Le 9 octobre 1944, à 18 h 40, un V1 tombe à Ronchin près de Lille causant la mort d’une personne et faisant une quinzaine de blessés. Le lendemain 10 octobre, en fin de soirée, un V1 tombe à Berlaimont au lieu-dit « Le Hambu », ne soufflant qu’une vitrine de magasin.


Le 21 octobre 1944, le 155e Flakregiment devient la 5e Flakdivision et commence le tir de 55 V1 sur Bruxelles et une cinquantaine le 25 novembre sur Liège et Charleroi.


Le 15 novembre 1944, un V1 tombe rue Pasteur à Sars-Poteries à 8 h 45 faisant 5 tués, une dizaine de blessés et détruisant tout un quartier par le souffle de l’explosion. Le 28 novembre un V1 tombe rue Victor Hugo à Hem, près du château de la Marquise, après avoir tourné au-dessus de Roubaix, Croix et Wasquehal, détruisant les vitres de l’église St Corneille et des maisons environnantes.

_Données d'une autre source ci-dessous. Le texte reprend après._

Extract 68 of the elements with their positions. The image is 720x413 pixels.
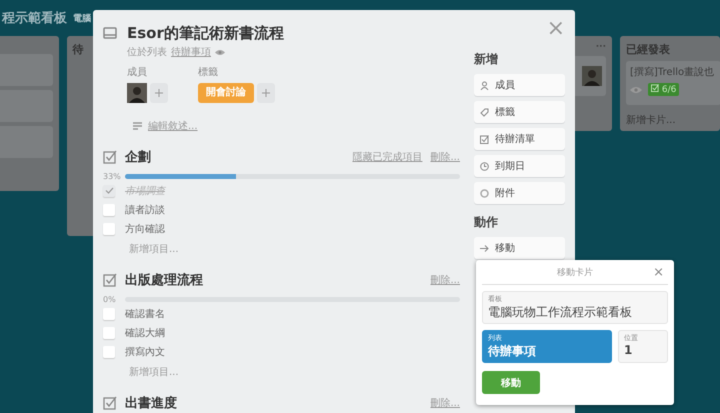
board-card[interactable]: [撰寫]Trello畫說也 6/6: [626, 61, 720, 105]
checklist-item: 方向確認: [125, 222, 165, 236]
person-icon: [480, 80, 489, 90]
close-button[interactable]: ×: [546, 18, 565, 40]
plus-icon: [155, 89, 163, 97]
add-tag-button[interactable]: 標籤: [474, 101, 565, 123]
checklist-title[interactable]: 出書進度: [125, 394, 177, 412]
checklist-icon: [103, 273, 117, 287]
checkbox[interactable]: [103, 184, 115, 196]
avatar: [582, 66, 602, 86]
checklist-icon: [480, 134, 489, 144]
hide-completed-link[interactable]: 隱藏已完成項目: [352, 150, 422, 164]
checkbox[interactable]: [103, 326, 115, 338]
checklist-icon: [103, 150, 117, 164]
checklist-title[interactable]: 出版處理流程: [125, 271, 203, 289]
board-menu-link[interactable]: 電腦: [73, 12, 91, 24]
list-link[interactable]: 待辦事項: [171, 45, 211, 59]
add-heading: 新增: [474, 51, 499, 68]
delete-link[interactable]: 刪除...: [430, 273, 460, 287]
members-label: 成員: [127, 66, 148, 79]
checklist-item: 撰寫內文: [125, 346, 165, 358]
list-title: ···: [596, 42, 606, 52]
checkbox[interactable]: [103, 204, 115, 216]
popup-title: 移動卡片: [557, 266, 593, 278]
move-submit-button[interactable]: 移動: [482, 371, 540, 394]
delete-link[interactable]: 刪除...: [430, 396, 460, 410]
close-button[interactable]: ×: [653, 264, 664, 280]
add-item-link[interactable]: 新增項目...: [129, 242, 460, 256]
card-icon: [103, 27, 117, 39]
delete-link[interactable]: 刪除...: [430, 150, 460, 164]
avatar: [127, 83, 147, 103]
add-item-link[interactable]: 新增項目...: [129, 365, 460, 379]
eye-icon: [630, 86, 642, 94]
add-label-button[interactable]: [257, 83, 275, 103]
edit-description-link[interactable]: 編輯敘述...: [148, 119, 198, 133]
add-member-button[interactable]: [150, 83, 168, 103]
actions-heading: 動作: [474, 214, 499, 231]
add-clip-button[interactable]: 附件: [474, 182, 565, 204]
checklist-item: 確認大綱: [125, 326, 165, 340]
checklist-item: 確認書名: [125, 308, 165, 320]
checklist-item: 市場調查: [125, 184, 165, 198]
description-icon: [133, 122, 142, 130]
checklist-title[interactable]: 企劃: [125, 148, 151, 166]
move-button[interactable]: 移動: [474, 237, 565, 259]
board-title: 程示範看板: [2, 10, 67, 27]
plus-icon: [262, 89, 270, 97]
list-title: 已經發表: [626, 42, 670, 57]
checkbox[interactable]: [103, 308, 115, 320]
clock-icon: [480, 162, 489, 170]
tag-icon: [480, 108, 489, 116]
checkbox[interactable]: [103, 222, 115, 234]
list-title: 待: [72, 42, 84, 57]
eye-icon: [215, 48, 225, 56]
arrow-icon: [480, 244, 489, 252]
progress-percent: 33%: [103, 172, 119, 181]
checklist-item: 讀者訪談: [125, 204, 165, 216]
checklist-icon: [103, 396, 117, 410]
list-prefix: 位於列表: [127, 46, 167, 59]
add-card-link[interactable]: 新增卡片...: [626, 113, 714, 127]
progress-percent: 0%: [103, 295, 117, 304]
add-checklist-button[interactable]: 待辦清單: [474, 128, 565, 150]
card-label[interactable]: 開會討論: [198, 83, 254, 103]
checkbox[interactable]: [103, 346, 115, 358]
card-title[interactable]: Esor的筆記術新書流程: [127, 24, 284, 43]
checklist-badge: 6/6: [648, 83, 680, 96]
add-person-button[interactable]: 成員: [474, 74, 565, 96]
add-clock-button[interactable]: 到期日: [474, 155, 565, 177]
labels-label: 標籤: [198, 66, 219, 79]
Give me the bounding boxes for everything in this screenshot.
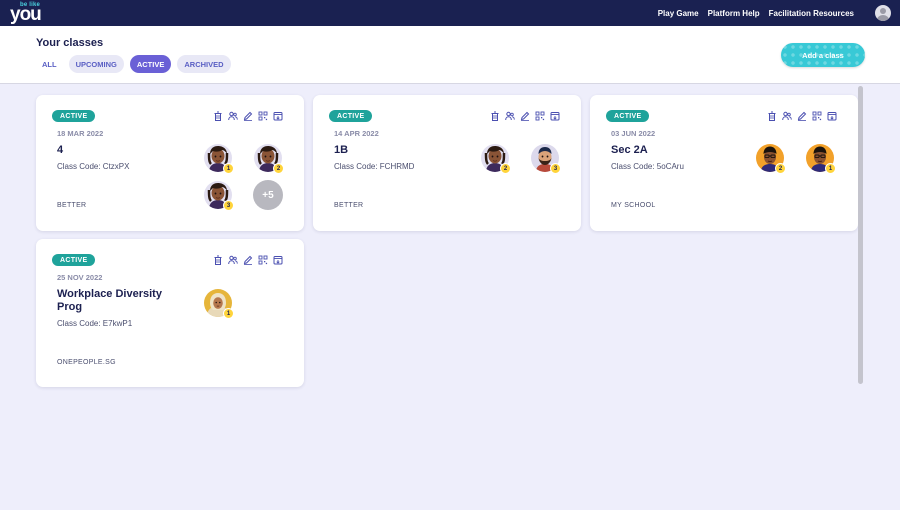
filter-tab-archived[interactable]: ARCHIVED — [177, 55, 231, 73]
student-avatar[interactable]: 3 — [204, 181, 234, 211]
card-actions — [213, 255, 283, 265]
class-name[interactable]: Workplace Diversity Prog — [57, 288, 177, 314]
archive-icon[interactable] — [827, 111, 837, 121]
edit-icon[interactable] — [243, 111, 253, 121]
nav-link-facilitation-resources[interactable]: Facilitation Resources — [769, 9, 854, 18]
status-badge: ACTIVE — [606, 110, 650, 122]
student-avatar[interactable]: 1 — [806, 144, 836, 174]
class-code: Class Code: FCHRMD — [334, 162, 415, 171]
status-badge: ACTIVE — [52, 110, 96, 122]
class-card[interactable]: ACTIVE 18 MAR 2022 4 Class Code: CtzxPX … — [36, 95, 304, 231]
school-name: BETTER — [57, 202, 87, 209]
class-card[interactable]: ACTIVE 14 APR 2022 1B Class Code: FCHRMD… — [313, 95, 581, 231]
classes-header: Your classes ALL UPCOMING ACTIVE ARCHIVE… — [0, 26, 900, 84]
class-date: 18 MAR 2022 — [57, 129, 104, 138]
class-date: 03 JUN 2022 — [611, 129, 656, 138]
edit-icon[interactable] — [243, 255, 253, 265]
user-avatar-body — [877, 15, 889, 21]
rank-badge: 3 — [550, 163, 561, 174]
class-code: Class Code: CtzxPX — [57, 162, 130, 171]
class-date: 25 NOV 2022 — [57, 273, 103, 282]
school-name: MY SCHOOL — [611, 202, 656, 209]
people-icon[interactable] — [228, 255, 238, 265]
trash-icon[interactable] — [490, 111, 500, 121]
nav-link-platform-help[interactable]: Platform Help — [708, 9, 760, 18]
filter-tab-upcoming[interactable]: UPCOMING — [68, 55, 124, 73]
status-badge: ACTIVE — [52, 254, 96, 266]
qr-icon[interactable] — [258, 255, 268, 265]
class-name[interactable]: 4 — [57, 144, 177, 157]
status-badge: ACTIVE — [329, 110, 373, 122]
filter-tab-active[interactable]: ACTIVE — [129, 55, 172, 73]
page-title: Your classes — [36, 37, 104, 49]
student-avatar[interactable]: 2 — [756, 144, 786, 174]
app-logo[interactable]: be like you — [8, 2, 44, 24]
student-avatar[interactable]: 2 — [254, 144, 284, 174]
school-name: ONEPEOPLE.SG — [57, 359, 116, 366]
class-date: 14 APR 2022 — [334, 129, 379, 138]
user-avatar-head — [880, 8, 886, 14]
filter-tab-all[interactable]: ALL — [36, 55, 63, 73]
user-avatar-icon[interactable] — [875, 5, 891, 21]
trash-icon[interactable] — [213, 255, 223, 265]
edit-icon[interactable] — [520, 111, 530, 121]
trash-icon[interactable] — [767, 111, 777, 121]
student-avatar[interactable]: 1 — [204, 144, 234, 174]
rank-badge: 2 — [273, 163, 284, 174]
filter-tabs: ALL UPCOMING ACTIVE ARCHIVED — [36, 55, 231, 73]
card-actions — [767, 111, 837, 121]
student-avatar[interactable]: 3 — [531, 144, 561, 174]
rank-badge: 1 — [825, 163, 836, 174]
card-actions — [490, 111, 560, 121]
class-card[interactable]: ACTIVE 25 NOV 2022 Workplace Diversity P… — [36, 239, 304, 387]
class-name[interactable]: Sec 2A — [611, 144, 731, 157]
people-icon[interactable] — [782, 111, 792, 121]
archive-icon[interactable] — [550, 111, 560, 121]
rank-badge: 1 — [223, 163, 234, 174]
rank-badge: 1 — [223, 308, 234, 319]
student-avatar[interactable]: 1 — [204, 289, 234, 319]
nav-links: Play Game Platform Help Facilitation Res… — [658, 0, 854, 26]
class-code: Class Code: 5oCAru — [611, 162, 684, 171]
logo-wordmark: you — [10, 4, 42, 25]
nav-link-play-game[interactable]: Play Game — [658, 9, 699, 18]
archive-icon[interactable] — [273, 111, 283, 121]
scrollbar[interactable] — [858, 86, 863, 384]
archive-icon[interactable] — [273, 255, 283, 265]
people-icon[interactable] — [228, 111, 238, 121]
more-students-button[interactable]: +5 — [253, 180, 283, 210]
top-navbar: be like you Play Game Platform Help Faci… — [0, 0, 900, 26]
class-code: Class Code: E7kwP1 — [57, 319, 133, 328]
card-actions — [213, 111, 283, 121]
student-avatar[interactable]: 2 — [481, 144, 511, 174]
qr-icon[interactable] — [812, 111, 822, 121]
rank-badge: 2 — [500, 163, 511, 174]
people-icon[interactable] — [505, 111, 515, 121]
add-class-button[interactable]: Add a class — [781, 43, 865, 67]
edit-icon[interactable] — [797, 111, 807, 121]
qr-icon[interactable] — [535, 111, 545, 121]
qr-icon[interactable] — [258, 111, 268, 121]
rank-badge: 2 — [775, 163, 786, 174]
trash-icon[interactable] — [213, 111, 223, 121]
rank-badge: 3 — [223, 200, 234, 211]
class-card[interactable]: ACTIVE 03 JUN 2022 Sec 2A Class Code: 5o… — [590, 95, 858, 231]
class-name[interactable]: 1B — [334, 144, 454, 157]
school-name: BETTER — [334, 202, 364, 209]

Du 16 au 30 décembre 1944, lors de la bataille des Ardennes, une centaine de V1 seront tirés contre les troupes alliées sans grand résultat, quelques-unes tomberont dans la région de Valenciennes et de Maubeuge.


Du 15 septembre 1944 au 30 janvier 1945, c’est plus d’une cinquantaine d’engins de type V1 ou V2 qui tomberont dans le Nord de la France.


Aucun document n’existant à ce sujet, seuls 22 engins ont pu être identifiés.


Ceci pour les raisons suivantes, la presse qui à l’époque était sous la censure militaire avait reçu des ordres de ne pas mentionner les chutes des engins allemands afin de ne pas semer la panique parmi la population déjà fortement éprouvée.